Another open question is what mental or cognitive state exactly is best for a synergistic effect? You might imagine for depression that you want the person to be in a happy or content emotional state rather than a negative, fearful or angry state. And my gut tells me that you would be right, however, there is data to suggest that if people’s symptoms are provoked, the effect of TMS is stronger. This is the case with protocols aiming to treat OCD, PTSD, and Addiction for example. Studies show that when you use stimuli that provoke the patient’s symptoms just prior to or during stimulation, the effects of the TMS are greater than they are for individuals whose symptoms are not provoked. Is this something special related to treatment for these specific conditions? Or should we also have participants think about their worries or negative ruminative thoughts? Again, my gut says no. In fact, I know groups who do mindfulness meditation while participants receive TMS and believe that this is the most beneficial state that the patient can be in. In my mind, the jury is still out. There simply have not been studies that have effectively looked into the question.

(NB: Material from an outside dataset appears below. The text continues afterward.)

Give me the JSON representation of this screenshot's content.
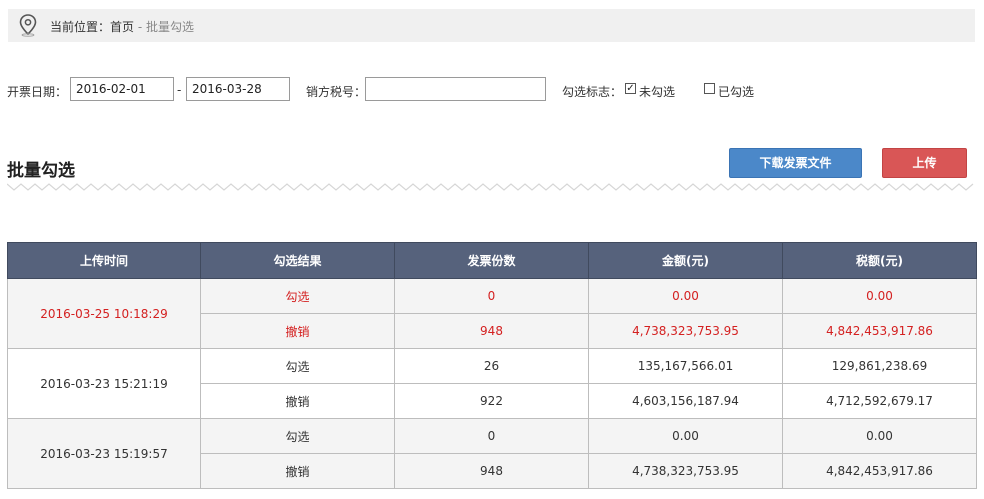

So until these studies are completed, what should Clinicians do? I would say engage with the patient. If the TMS operator is a therapist or can be trained in Behavioral Activation Tools, prior to the stimulation, the operator may ask the patient about his/her day or week and activities that they may or may not have participated in. What has he/she been doing over the past day or week that has put them in a more positive or hopeful mood? This only takes a few minutes and can be done while the patient is getting settled into the session or while the operator is getting the equipment set up. Then during the session, to the extent that it is feasible, keep the patient engaged. Even if it is a simple conversation.
Remember, the DLPFC that is the prime target for TMS depression treatment is a higher cognitive processing region. If the person is engaged and processing information, even if it is simple conversation or remembering what he/she has done in the recent past, this may serve to prime this region for modulation more effectively than a silent room or an unengaging television show where the patient may be left to his/her own ruminations.
When the patient leaves the TMS session to encourage them to stop on the way home, to do something that may help build upon the brain activation that you just facilitated with the TMS. If the patient does see a therapist, and it can be scheduled this way, arranging the therapy session immediately before or after TMS may also be beneficial.
As new research is published in this area, I promise to share and continue the discussion on new protocols and procedures — and combinations thereof — that may make TMS and other noninvasive brain stimulation techniques more effective for more people in the future.